I am referring to the Pittsburgh Steelers’ oft-stated desire to become a more versatile secondary when it comes to expanding their ability to play in man-to-man coverage, which has not been something that they have used as their primary means of coverage in quite a long time. Ike Taylor was the last cornerback to have done it relatively consistently.
But the Steelers have over the course of the past few years been slowly adding the pieces that would allow them to play in more of that style of defense, and the chief piece there has been 2016 first-round draft pick Artie Burns, the junior cornerback out of Miami. He started nine games in his rookie season and intercepted three passes with 13 more passes defensed.
Burns, who was considered pretty raw coming out, played primarily in man coverage and it was believed that he could struggle if thrown in a zone defense, which the Steelers, of course, have been. But they have said since they drafted him that they will let him do what he is comfortable doing.
Just last month, the Steelers added two more man-coverage cornerbacks in the draft with Cameron Sutton in the third round and Brian Allen in the fifth, though the latter may be at least a year away from being a meaningful contributor. Ross Cockrell and Coty Sensabaugh have also done it, and they believe Senquez Golson can as well, even though he hardly did it in college.
Burns was asked about whether or not the secondary can handle playing a lot of man coverage last year, and he told Chris Adamski that they can. “Most definitely”, he said, according to the reporter via a Tweet. “That’s what we want”, he continued to say. “We’ll see if we get it”.
Artie Burns, on if this group of Steelers CBs can thrive in a man defense:
“Most definitely. That’s what we want. We’ll see if we get it.”
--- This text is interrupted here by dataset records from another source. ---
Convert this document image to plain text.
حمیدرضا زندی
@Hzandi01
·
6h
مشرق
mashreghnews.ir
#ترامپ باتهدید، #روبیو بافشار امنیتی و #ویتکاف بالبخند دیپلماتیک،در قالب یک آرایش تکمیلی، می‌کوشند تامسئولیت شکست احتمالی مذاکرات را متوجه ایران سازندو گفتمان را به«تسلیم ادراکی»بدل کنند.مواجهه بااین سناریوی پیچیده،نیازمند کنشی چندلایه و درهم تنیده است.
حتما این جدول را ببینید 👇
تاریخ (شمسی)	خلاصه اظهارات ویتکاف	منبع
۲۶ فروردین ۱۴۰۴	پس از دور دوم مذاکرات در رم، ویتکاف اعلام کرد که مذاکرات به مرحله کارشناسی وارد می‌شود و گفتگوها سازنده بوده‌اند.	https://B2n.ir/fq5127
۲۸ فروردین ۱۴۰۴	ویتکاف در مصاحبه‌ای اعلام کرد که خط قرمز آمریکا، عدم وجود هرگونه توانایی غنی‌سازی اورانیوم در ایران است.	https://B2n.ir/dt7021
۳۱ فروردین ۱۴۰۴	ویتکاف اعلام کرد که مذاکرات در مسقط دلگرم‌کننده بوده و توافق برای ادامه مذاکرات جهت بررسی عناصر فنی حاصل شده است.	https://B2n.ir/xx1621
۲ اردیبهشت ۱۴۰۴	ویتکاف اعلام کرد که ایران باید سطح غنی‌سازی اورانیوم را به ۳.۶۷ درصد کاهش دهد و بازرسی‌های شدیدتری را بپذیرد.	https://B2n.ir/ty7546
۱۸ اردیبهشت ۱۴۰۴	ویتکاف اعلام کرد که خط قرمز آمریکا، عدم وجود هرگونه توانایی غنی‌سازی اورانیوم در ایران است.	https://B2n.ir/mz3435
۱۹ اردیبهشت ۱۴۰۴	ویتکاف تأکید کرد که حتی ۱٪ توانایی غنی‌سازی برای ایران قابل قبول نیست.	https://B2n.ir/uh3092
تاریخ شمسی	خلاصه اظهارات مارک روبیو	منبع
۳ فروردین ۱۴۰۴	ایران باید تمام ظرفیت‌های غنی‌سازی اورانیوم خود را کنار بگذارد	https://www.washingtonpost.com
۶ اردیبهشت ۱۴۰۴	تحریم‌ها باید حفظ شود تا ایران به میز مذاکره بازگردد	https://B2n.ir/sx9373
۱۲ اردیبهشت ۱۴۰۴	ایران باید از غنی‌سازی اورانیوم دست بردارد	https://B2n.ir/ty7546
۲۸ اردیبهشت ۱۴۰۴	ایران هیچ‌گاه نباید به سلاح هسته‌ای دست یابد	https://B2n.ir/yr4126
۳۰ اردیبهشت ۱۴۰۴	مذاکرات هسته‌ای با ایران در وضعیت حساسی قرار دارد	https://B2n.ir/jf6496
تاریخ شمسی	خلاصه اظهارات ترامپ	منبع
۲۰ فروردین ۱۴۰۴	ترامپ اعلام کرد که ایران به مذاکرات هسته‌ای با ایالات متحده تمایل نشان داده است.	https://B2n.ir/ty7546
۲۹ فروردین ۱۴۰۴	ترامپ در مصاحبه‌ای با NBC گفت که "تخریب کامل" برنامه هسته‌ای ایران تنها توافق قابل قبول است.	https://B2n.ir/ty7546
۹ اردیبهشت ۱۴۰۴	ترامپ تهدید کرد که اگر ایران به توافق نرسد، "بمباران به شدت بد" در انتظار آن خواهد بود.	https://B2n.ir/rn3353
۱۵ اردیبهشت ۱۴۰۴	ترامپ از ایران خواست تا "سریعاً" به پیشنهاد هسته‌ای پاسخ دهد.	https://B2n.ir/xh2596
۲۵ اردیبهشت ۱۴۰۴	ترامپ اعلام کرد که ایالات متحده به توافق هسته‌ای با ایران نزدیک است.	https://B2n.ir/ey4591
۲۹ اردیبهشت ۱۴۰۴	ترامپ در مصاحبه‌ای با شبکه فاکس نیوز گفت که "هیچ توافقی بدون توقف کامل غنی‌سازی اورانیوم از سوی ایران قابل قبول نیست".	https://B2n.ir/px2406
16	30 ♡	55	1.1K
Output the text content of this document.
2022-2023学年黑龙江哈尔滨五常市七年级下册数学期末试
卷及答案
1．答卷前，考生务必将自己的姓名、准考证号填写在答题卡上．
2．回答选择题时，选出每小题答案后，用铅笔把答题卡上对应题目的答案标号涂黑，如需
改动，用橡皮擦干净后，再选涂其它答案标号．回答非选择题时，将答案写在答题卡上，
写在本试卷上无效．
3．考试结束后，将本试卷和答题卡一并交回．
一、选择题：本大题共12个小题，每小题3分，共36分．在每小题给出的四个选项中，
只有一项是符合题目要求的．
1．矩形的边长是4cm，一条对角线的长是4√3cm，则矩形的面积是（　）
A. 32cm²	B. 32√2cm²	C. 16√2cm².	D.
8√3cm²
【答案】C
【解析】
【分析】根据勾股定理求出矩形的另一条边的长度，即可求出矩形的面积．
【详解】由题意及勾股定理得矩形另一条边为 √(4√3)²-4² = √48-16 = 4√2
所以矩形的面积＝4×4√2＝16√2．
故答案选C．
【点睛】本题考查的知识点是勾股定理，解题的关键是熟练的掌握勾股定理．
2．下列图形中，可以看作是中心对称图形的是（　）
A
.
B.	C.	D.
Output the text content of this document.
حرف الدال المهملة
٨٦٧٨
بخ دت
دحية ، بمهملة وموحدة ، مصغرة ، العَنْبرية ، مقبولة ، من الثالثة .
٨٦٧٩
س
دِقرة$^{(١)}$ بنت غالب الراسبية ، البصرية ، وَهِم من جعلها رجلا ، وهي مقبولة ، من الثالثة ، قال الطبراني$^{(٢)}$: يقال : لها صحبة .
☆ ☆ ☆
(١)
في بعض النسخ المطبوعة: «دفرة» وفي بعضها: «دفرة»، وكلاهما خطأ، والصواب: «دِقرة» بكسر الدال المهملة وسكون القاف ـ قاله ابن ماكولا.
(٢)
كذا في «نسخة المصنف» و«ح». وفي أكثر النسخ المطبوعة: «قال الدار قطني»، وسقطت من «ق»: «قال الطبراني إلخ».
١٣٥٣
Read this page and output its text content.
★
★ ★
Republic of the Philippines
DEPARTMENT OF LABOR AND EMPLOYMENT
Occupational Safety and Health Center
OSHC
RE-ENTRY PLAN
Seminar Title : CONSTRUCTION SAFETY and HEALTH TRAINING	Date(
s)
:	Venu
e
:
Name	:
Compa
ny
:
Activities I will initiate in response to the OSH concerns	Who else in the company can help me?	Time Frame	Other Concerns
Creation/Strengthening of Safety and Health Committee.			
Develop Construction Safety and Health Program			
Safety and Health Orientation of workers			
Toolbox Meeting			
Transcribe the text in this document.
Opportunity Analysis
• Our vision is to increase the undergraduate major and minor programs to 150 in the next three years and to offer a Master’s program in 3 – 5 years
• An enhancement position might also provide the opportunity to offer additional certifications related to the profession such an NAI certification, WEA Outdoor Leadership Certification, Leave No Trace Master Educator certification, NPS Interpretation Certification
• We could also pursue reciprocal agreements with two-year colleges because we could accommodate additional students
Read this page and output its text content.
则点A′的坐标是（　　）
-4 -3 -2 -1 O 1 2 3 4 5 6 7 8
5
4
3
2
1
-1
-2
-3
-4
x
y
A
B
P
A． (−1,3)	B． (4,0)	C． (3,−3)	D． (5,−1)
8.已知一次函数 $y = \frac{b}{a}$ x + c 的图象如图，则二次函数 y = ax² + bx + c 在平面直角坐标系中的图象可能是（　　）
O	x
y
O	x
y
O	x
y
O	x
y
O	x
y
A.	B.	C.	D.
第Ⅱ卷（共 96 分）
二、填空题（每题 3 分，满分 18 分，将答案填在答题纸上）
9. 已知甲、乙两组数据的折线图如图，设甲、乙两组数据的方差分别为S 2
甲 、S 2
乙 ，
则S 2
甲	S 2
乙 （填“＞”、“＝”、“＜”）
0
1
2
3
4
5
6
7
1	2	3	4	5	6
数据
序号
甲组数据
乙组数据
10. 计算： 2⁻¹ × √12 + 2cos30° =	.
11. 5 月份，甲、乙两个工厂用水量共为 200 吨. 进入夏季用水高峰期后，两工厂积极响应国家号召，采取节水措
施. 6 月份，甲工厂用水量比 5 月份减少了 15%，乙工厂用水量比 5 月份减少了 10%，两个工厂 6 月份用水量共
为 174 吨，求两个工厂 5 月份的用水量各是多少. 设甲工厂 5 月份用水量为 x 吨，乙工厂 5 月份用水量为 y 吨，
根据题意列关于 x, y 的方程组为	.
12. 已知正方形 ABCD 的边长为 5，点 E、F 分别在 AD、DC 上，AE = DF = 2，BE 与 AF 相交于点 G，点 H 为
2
— Chris Adamski (@C_AdamskiTrib) May 30, 2017
While it no doubt wasn’t exactly intended that way, his last sentence would echo a lot of the frustration that some Steelers fans have felt about the team’s inability or unwillingness to play more of that style of coverage.
I would expect to see the defense utilize quite a bit of man coverage in the secondary over the course of the preseason, but it would not be the first time that the Steelers showed a heavy dose of a relatively new package in the exhibition period only to abandon it once the games start to matter.
So it will definitely be something to monitor once we hit the regular season exactly how much the coaching staff is actually willing to allow their cornerbacks to play on a man, and against which opponents. Obviously this will hinge in large part upon what they actually see in this department in the preseason.
“I think we’re going to become a more man team because that’s what it takes to win a Super Bowl“, Burns added after Wednesday’s practice. “Every team that won the Super Bowl in the past couple years, they played man. We want to be a team that plays man, gets pressure on the quarterback with outside coverage down the field”.